PTPN11

Structure and function

This phosphatase, along with its paralogue, Shp1, possesses a domain structure that consists of two tandem SH2 domains in its N-terminus followed by a protein tyrosine phosphatase (PTP) domain. In the inactive state, the N-terminal SH2 domain binds the PTP domain and blocks access of potential substrates to the active site. Thus, Shp2 is auto-inhibited.

Upon binding to target phospho-tyrosyl residues, the N-terminal SH2 domain is released from the PTP domain, catalytically activating the enzyme by relieving this auto-inhibition.

Genetic diseases associated with PTPN11

Missense mutations in the PTPN11 locus are associated with both Noonan syndrome and Leopard syndrome.

It has also been associated with Metachondromatosis.

Noonan syndrome

In the case of Noonan syndrome, mutations are broadly distributed throughout the coding region of the gene but all appear to result in hyper-activated, or unregulated mutant forms of the protein. Most of these mutations disrupt the binding interface between the N-SH2 domain and catalytic core necessary for the enzyme to maintain its auto-inhibited conformation.

Leopard syndrome

The mutations that cause Leopard syndrome are restricted regions affecting the catalytic core of the enzyme producing catalytically impaired Shp2 variants. It is currently unclear how mutations that give rise to mutant variants of Shp2 with biochemically opposite characteristics result in similar human genetic syndromes.

Cancer associated with PTPN11

Patients with a subset of Noonan syndrome PTPN11 mutations also have a higher prevalence of juvenile myelomonocytic leukemias (JMML). Activating Shp2 mutations have also been detected in neuroblastoma, melanoma, acute myeloid leukemia, breast cancer, lung cancer, colorectal cancer. These data suggests that Shp2 may be a proto-oncogene.
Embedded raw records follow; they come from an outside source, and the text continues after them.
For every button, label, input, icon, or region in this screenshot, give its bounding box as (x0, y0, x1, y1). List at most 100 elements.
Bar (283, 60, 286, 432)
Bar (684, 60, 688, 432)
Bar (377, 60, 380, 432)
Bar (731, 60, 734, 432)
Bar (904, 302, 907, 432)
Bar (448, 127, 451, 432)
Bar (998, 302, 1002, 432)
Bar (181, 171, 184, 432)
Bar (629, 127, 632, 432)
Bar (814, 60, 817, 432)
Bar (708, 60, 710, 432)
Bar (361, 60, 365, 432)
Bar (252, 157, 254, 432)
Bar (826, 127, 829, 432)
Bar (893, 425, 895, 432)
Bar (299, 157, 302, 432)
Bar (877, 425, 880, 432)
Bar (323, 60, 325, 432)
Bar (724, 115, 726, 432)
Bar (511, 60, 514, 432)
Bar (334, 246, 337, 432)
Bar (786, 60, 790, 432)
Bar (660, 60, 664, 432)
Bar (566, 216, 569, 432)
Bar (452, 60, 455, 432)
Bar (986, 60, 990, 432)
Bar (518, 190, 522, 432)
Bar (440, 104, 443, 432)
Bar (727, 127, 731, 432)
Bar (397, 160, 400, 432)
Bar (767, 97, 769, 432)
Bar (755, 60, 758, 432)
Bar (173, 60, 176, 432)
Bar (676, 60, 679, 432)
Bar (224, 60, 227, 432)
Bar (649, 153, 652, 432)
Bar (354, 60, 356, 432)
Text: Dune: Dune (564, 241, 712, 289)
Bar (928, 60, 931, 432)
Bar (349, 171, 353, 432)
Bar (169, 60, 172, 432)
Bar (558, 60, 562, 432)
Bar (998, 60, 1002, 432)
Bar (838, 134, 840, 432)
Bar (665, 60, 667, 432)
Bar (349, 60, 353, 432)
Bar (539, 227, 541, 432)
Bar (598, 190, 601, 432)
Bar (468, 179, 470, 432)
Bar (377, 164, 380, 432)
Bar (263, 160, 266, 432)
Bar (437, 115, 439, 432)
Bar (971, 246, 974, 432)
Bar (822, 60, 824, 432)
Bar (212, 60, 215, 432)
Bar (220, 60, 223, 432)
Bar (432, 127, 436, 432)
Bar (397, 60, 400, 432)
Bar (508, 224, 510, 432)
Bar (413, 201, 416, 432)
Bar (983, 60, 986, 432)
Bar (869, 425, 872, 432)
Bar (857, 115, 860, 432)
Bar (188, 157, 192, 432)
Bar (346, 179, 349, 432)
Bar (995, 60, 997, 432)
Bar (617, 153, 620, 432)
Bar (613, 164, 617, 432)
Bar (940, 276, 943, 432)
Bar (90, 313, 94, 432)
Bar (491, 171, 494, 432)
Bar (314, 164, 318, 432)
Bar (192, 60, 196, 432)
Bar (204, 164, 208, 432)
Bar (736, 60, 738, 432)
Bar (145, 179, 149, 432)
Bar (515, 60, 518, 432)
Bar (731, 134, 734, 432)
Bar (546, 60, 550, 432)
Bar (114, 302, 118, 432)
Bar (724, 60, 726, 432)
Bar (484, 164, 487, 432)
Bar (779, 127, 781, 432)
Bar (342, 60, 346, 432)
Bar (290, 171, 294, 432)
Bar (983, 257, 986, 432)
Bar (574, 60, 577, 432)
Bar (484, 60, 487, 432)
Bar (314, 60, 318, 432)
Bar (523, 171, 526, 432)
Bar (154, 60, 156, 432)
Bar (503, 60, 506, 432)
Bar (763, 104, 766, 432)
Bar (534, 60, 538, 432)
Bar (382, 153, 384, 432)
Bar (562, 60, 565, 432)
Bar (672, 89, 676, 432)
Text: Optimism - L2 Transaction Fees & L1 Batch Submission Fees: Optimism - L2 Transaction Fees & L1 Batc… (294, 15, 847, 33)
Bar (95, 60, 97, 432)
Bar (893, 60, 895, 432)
However, it has been reported that PTPN11/Shp2 can act as either tumor promoter or suppressor. In aged mouse model, hepatocyte-specific deletion of PTPN11/Shp2 promotes inflammatory signaling through the STAT3 pathway and hepatic inflammation/necrosis, resulting in regenerative hyperplasia and spontaneous development of tumors. Decreased PTPN11/Shp2 expression was detected in a subfraction of human hepatocellular carcinoma (HCC) specimens. The bacterium Helicobacter pylori has been associated with gastric cancer, and this is thought to be mediated in part by the interaction of its virulence factor CagA with SHP2.

Interactions

PTPN11 has been shown to interact with

H Pylori CagA virulence factor

CagA is a protein and virulence factor inserted by Helicobacter pylori into gastric epithelia. Once activated by SRC phosphorylation, CagA binds to SHP2, allosterically activating it. This leads to morphological changes, abnormal mitogenic signals and sustained activity can result in apoptosis of the host cell. Epidemiological studies have shown roles of cagA- positive H. pylori in the development of atrophic gastritis, peptic ulcer disease and gastric carcinoma.